Todo el mundo destaca la calidad de la música. Calidad que la orquesta tarda en mostrar en esta representación. Pues pasa mucho tiempo antes de que deje de sonar como un conjunto de instrumentos, en la que la percusión hace de las suyas, para sonar a música. Y, sí, entonces sí, es verdad que se escucha una música de rara belleza que, como ocurre con Pélleas et Mélisande, obra que se acaba de ver en el mismo escenario, no es ajena al canto. Una partitura en la que se puede oír mucha de la música popular, clásica o no, que ya estaba sonando entonces o que vendría después.

Sin embargo, el problema de la obra es de construcción. Pues esta es la historia de un rico comerciante, nuevo rico sin educación, depredador en todos los sentidos, también en el sexual. De su hijo, un joven educado, otra generación, casado con Katerina, la pobre que debido a su exuberancia sexual, no solo externa, le dé otra imagen, la imagen del macho que él no tiene. Y el sirviente, otra máquina sexual, que explota su único recurso para salir de la pobreza en la que por azar ha nacido. Es Katerina la protagonista de esta tragedia en la que un medio provinciano, donde a las mujeres se las reducía al ámbito doméstico y al reposo del guerrero, el sacerdote la casa con su amante, un sirviente, poco después de la muerte de su suegro y aunque no hay constancia de que su marido haya muerto. Ahora sería increíble, pero menos en aquellos tiempos. Cualquier director musical y director de escena tienen que lidiar con esta evidencia tan visible, así como con las múltiples escenas y el desequilibrio existente entre los cuatro actos, tanto en longitud como personajes o recursos necesarios y las largas transiciones musicales. No tenerlo en cuenta, como ocurre en este montaje, supone una falta de credibilidad y, lo peor, aburrir al público en general que se cuidará de decirlo. Ni quiere ser tachado de ingenuo, ni de ignorante y, mucho menos, con los tiempos que corren, de estalinista. Todo lo más, dirán que lo que ocurre en escena, violaciones, asesinatos, sexo explícito, es duro o muy fuerte.

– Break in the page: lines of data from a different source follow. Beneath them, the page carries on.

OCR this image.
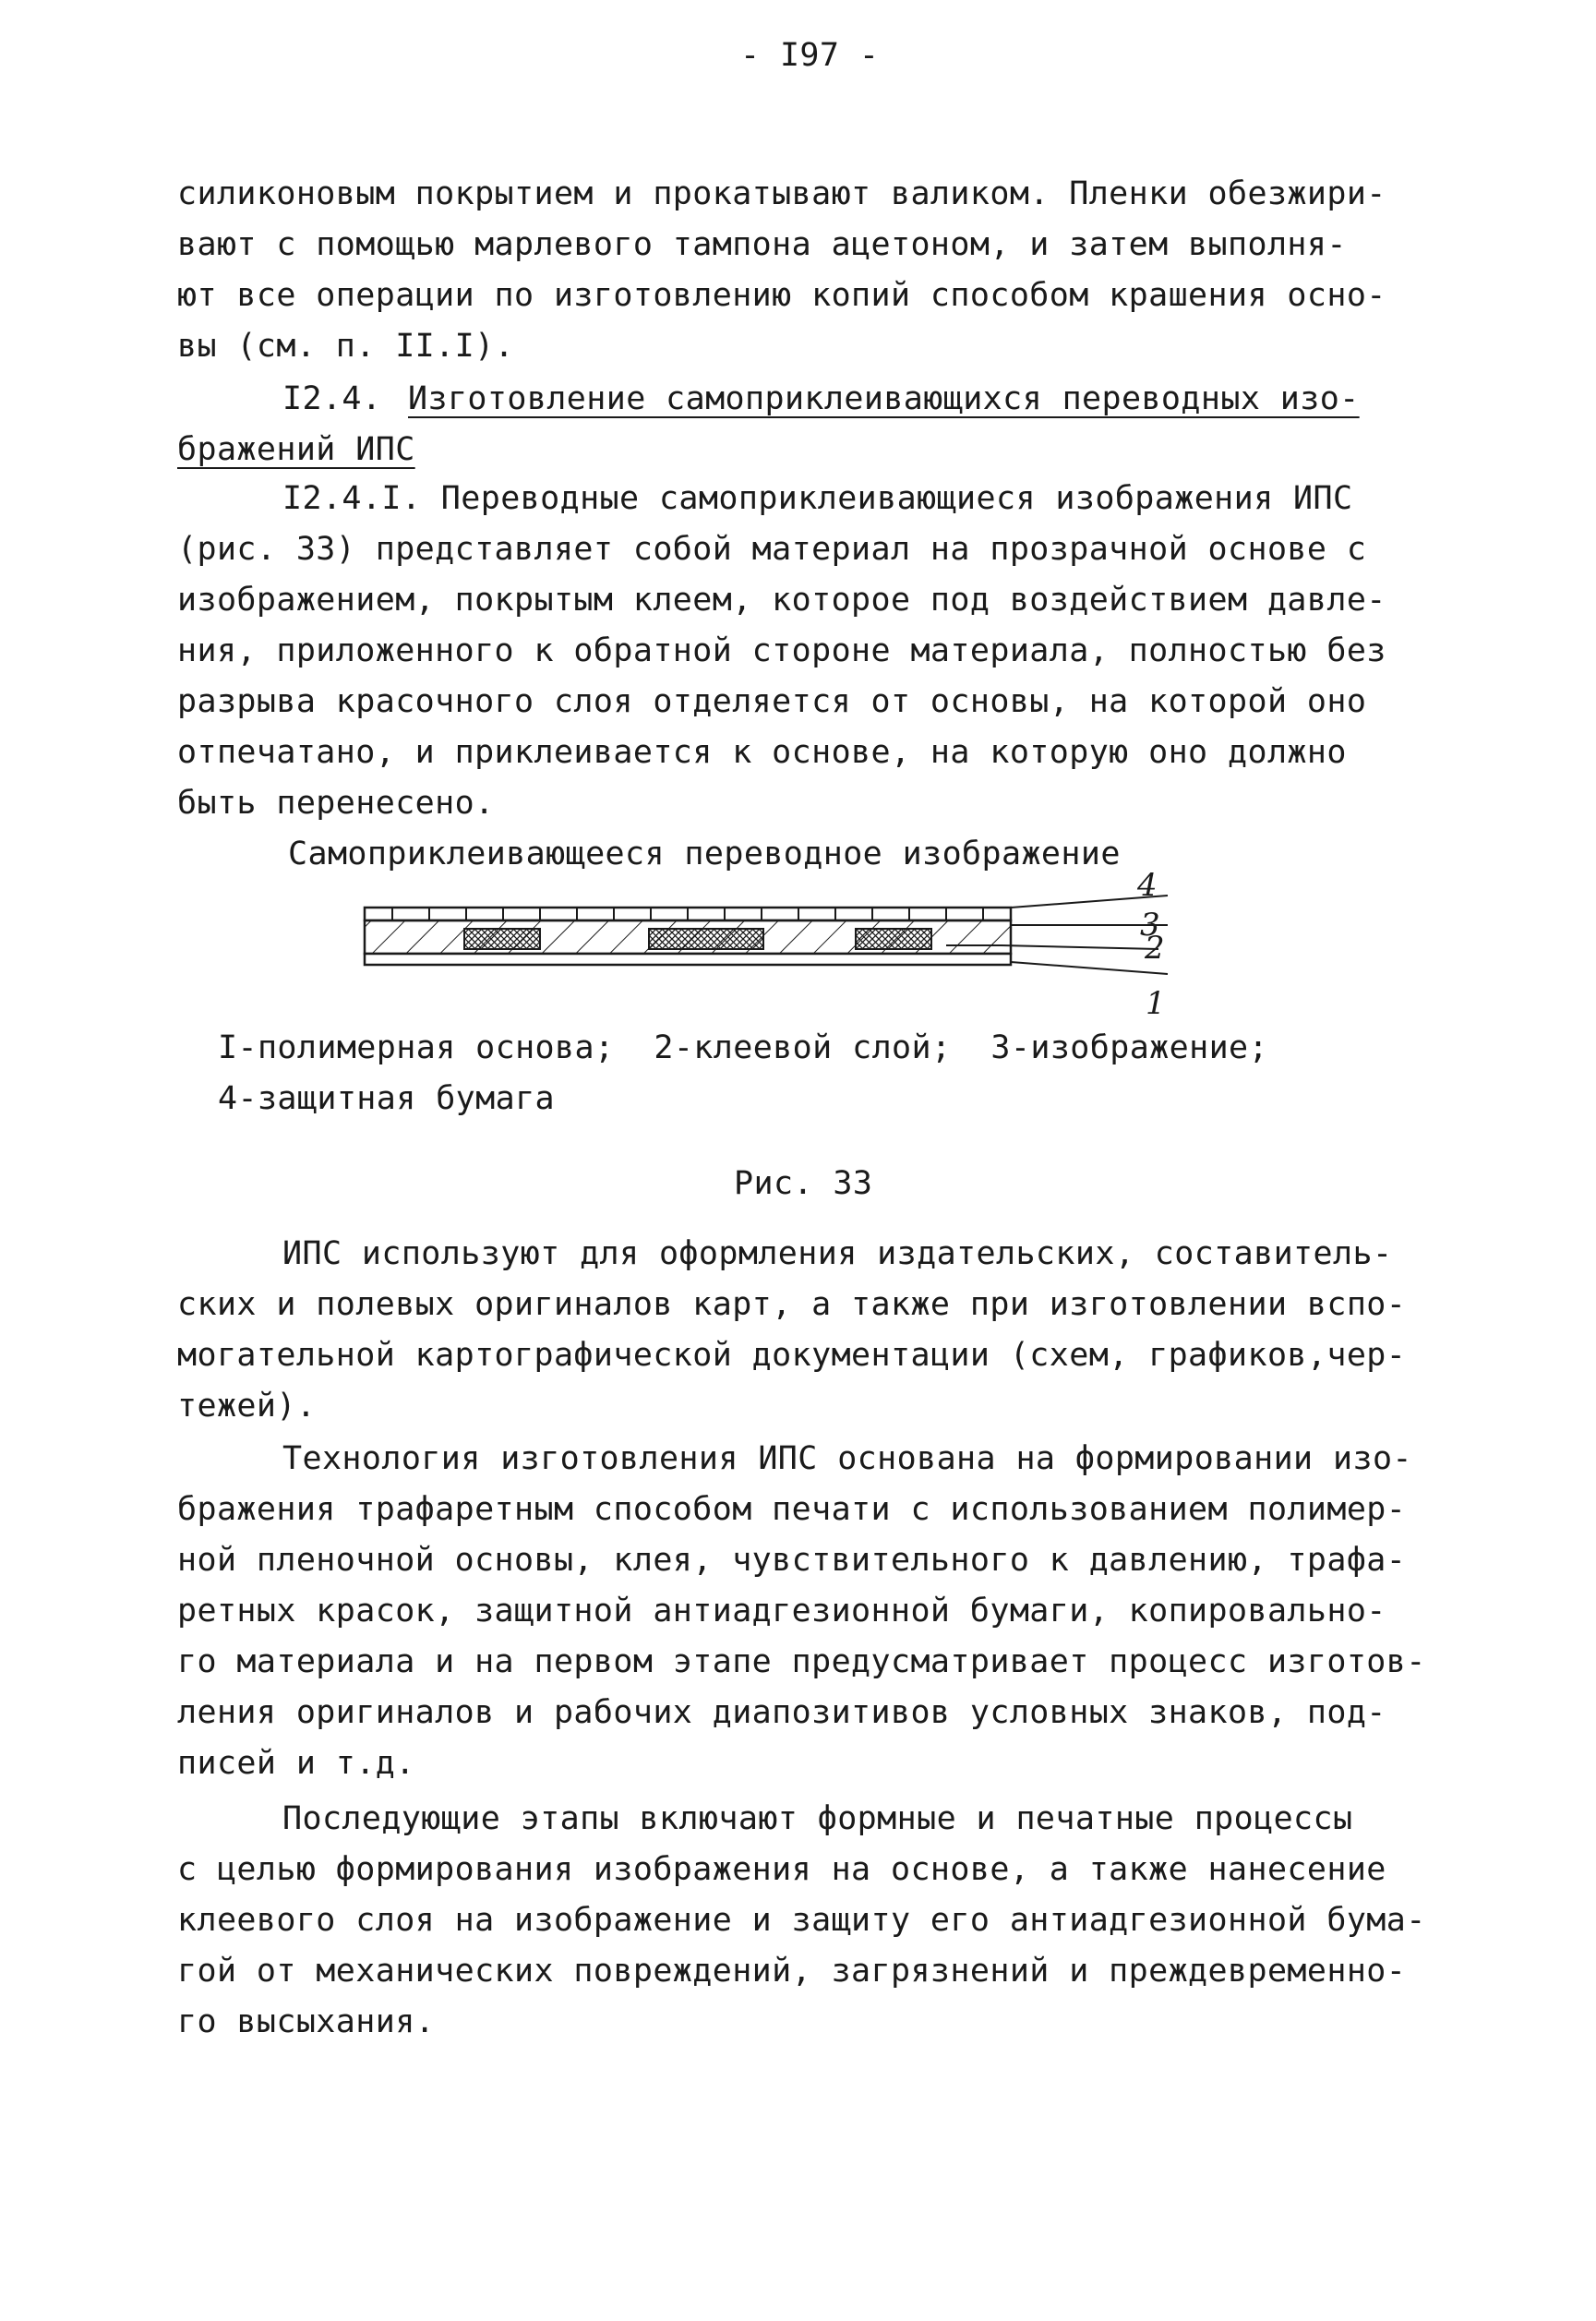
- I97 -
силиконовым покрытием и прокатывают валиком. Пленки обезжири-
вают с помощью марлевого тампона ацетоном, и затем выполня-
ют все операции по изготовлению копий способом крашения осно-
вы (см. п. II.I).
I2.4. Изготовление самоприклеивающихся переводных изо-
бражений ИПС
I2.4.I. Переводные самоприклеивающиеся изображения ИПС
(рис. 33) представляет собой материал на прозрачной основе с
изображением, покрытым клеем, которое под воздействием давле-
ния, приложенного к обратной стороне материала, полностью без
разрыва красочного слоя отделяется от основы, на которой оно
отпечатано, и приклеивается к основе, на которую оно должно
быть перенесено.
Самоприклеивающееся переводное изображение
4
3
2
1
I-полимерная основа;  2-клеевой слой;  3-изображение;
4-защитная бумага
Рис. 33
ИПС используют для оформления издательских, составитель-
ских и полевых оригиналов карт, а также при изготовлении вспо-
могательной картографической документации (схем, графиков,чер-
тежей).
Технология изготовления ИПС основана на формировании изо-
бражения трафаретным способом печати с использованием полимер-
ной пленочной основы, клея, чувствительного к давлению, трафа-
ретных красок, защитной антиадгезионной бумаги, копировально-
го материала и на первом этапе предусматривает процесс изготов-
ления оригиналов и рабочих диапозитивов условных знаков, под-
писей и т.д.
Последующие этапы включают формные и печатные процессы
с целью формирования изображения на основе, а также нанесение
клеевого слоя на изображение и защиту его антиадгезионной бума-
гой от механических повреждений, загрязнений и преждевременно-
го высыхания.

Ese gran descuido, pequeño e insignificante o sin importancia para melómanos (pero que no debería serlo para los verdaderos amantes de la ópera y, mucho menos, para los artistas), desluce el gran trabajo de Eva-Maria Westbroek, quien se deja literalmente la piel en el personaje de Katerina Ismalova, la lady Macbeth del título. De físico rotundo a la manera rusa, que el canon actual de la Rusia de Putin ha abandonado en favor de la lánguida anorexia vampírica, aporta cuerpo y voz a un personaje que cómo camino a la libertad solo se le ofrece el engaño y el crimen. Y acerca a una extraña belleza esa pequeña aria que canta casi al final de la obra, cuya letra es la única que viene en el programa de mano, cuando el inhóspito medio de una cárcel en Siberia, se hace más inhóspito aún, al darse cuenta de su soledad que agita grandes olas negras.

Son, pues, los defectos de la obra a los que se añaden los errores de bulto del director de escena y del director musical, lo que hace que no haya sintonía entre lo que pasa en el escenario y lo que se escucha y que el público se aburra, como se aburrió Stalin, y le quede el triste consuelo de estar oyendo a Shostakóvich, convertido por su historia personal, acompañada de su excelencia musical, en uno de los paradigmas del mártir laico de la historia reciente del siglo XX. El aburrimiento oculta lo que debería ser el verdadero debate. La farsa de la libertad de Katerina que no es otra que la farsa de la libertad humana. Otra desgraciada libertad como la de las anteriores óperas programadas en el mismo teatro por Mortier que sigue siendo criticado por su perturbadora y disruptiva programación, cuando nunca ha tenido el Real un director artístico tan entregado en descubrir al público que la ópera no es solo música, por muy buena que esta sea técnicamente. Que el arte, el musical también, cuenta y canta más allá. Tal vez, el más allá que hizo reaccionar a Stalin y ver lo que un simple músico dotado podría llegar a hacer entender al público.